Alternatively, the rigid frame 64 and the membrane 62 is replaced by a needle adapter 4 and a printing needle held by the needle adapter.

Alternatively, the base wall 10 comprises only a flat rigid plate and a support armature 36 similar to the one described in relation with the first embodiment. The support armature is placed around the flexible casing. Attachment links 32 are fixed to the side walls 80 to prevent them from falling on the base wall 10.

Alternatively, the base wall 10 comprises a rigid plate and support beams 56 fixed to the rigid plate. In this embodiment, the flexible side wall 80 is integral with the support beams to keep the lower part 28 of the flexible casing at distance from the base wall 10.

All alternative embodiments described in connection with the first and second embodiments also apply to the other embodiments. They have not been described again to simplify the description.

This invention also concerns a method of printing and culturing a three-dimensional biological structure in a sterile enclosure. When using a sterile enclosure as described in the first, second and fifth embodiments, a printing needle is fixed to the needle adapter 4 and the method begins with a step of fixing a printing syringe or a printing cartridge to the connector 5 of the needle adapter 4. When using a sterile enclosure as described in the third, fourth and sixth embodiments, the method begins with a step during which the membrane 62 forming the septum is punctured by a printing syringe.

Alternatively, the printing needle may be integral with the cartridge and the method begins with the filing of the cartridge with the bioink.

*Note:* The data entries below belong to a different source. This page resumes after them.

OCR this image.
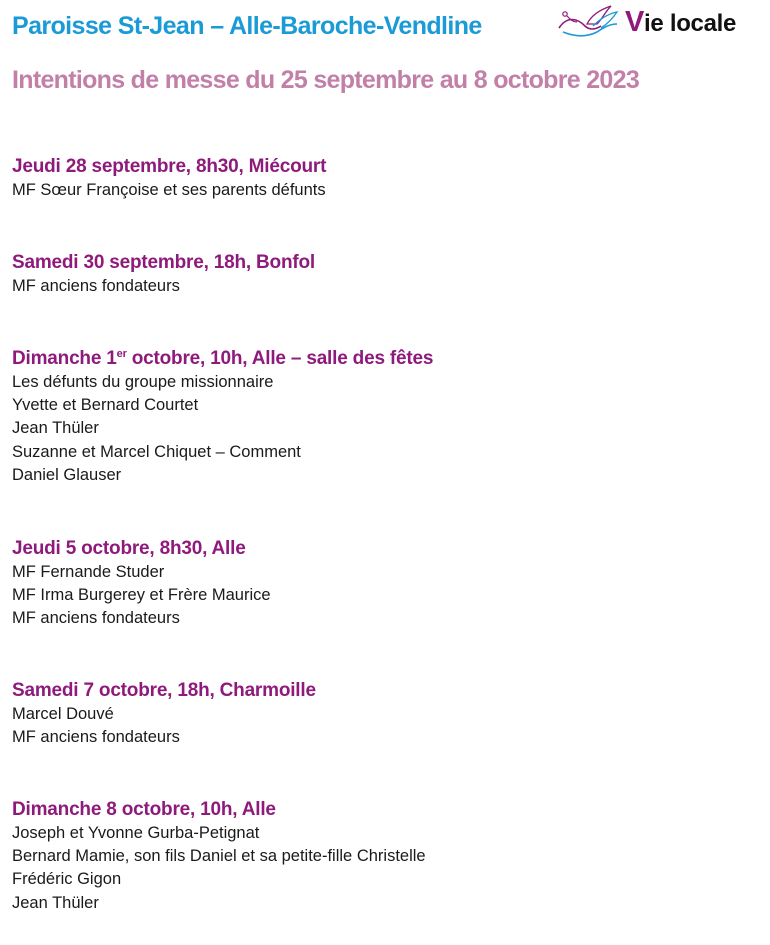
Paroisse St-Jean – Alle-Baroche-Vendline	Vie locale
Intentions de messe du 25 septembre au 8 octobre 2023
Jeudi 28 septembre, 8h30, Miécourt
MF Sœur Françoise et ses parents défunts
Samedi 30 septembre, 18h, Bonfol
MF anciens fondateurs
Dimanche 1er octobre, 10h, Alle – salle des fêtes
Les défunts du groupe missionnaire
Yvette et Bernard Courtet
Jean Thüler
Suzanne et Marcel Chiquet – Comment
Daniel Glauser
Jeudi 5 octobre, 8h30, Alle
MF Fernande Studer
MF Irma Burgerey et Frère Maurice
MF anciens fondateurs
Samedi 7 octobre, 18h, Charmoille
Marcel Douvé
MF anciens fondateurs
Dimanche 8 octobre, 10h, Alle
Joseph et Yvonne Gurba-Petignat
Bernard Mamie, son fils Daniel et sa petite-fille Christelle
Frédéric Gigon
Jean Thüler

During a priming phase, the rate of flow of the printing needle is regulated.

During a step 84, a three- dimensional biological structure is printed or deposited on the base wall 10 of the flexible casing. The upper part 30 of the flexible casing 12 authorizes the movement of the printing needle 6 in a vertical direction Z, as well as in two perpendicular horizontal directions X, Y during the biological printing step while keeping the sterility of the interior chamber.

The step 84 is followed by a step 86 during which two opposite parts of the side wall 8 are pinched and fixed together along a horizontal plane to separate an upper portion of the interior chamber comprising the printing needle 6 from the inferior portion of the interior chamber to avoid a contamination of the printed three- dimensional structure by the residual bioink remaining in the needle. The fixing can be done with a clamp or by welding the two parts of the side wall together.

During a step 88, a culture media is introduced into the interior chamber for feeding the three- dimensional biological structure.

Alternatively, step 86 can be performed after step 88.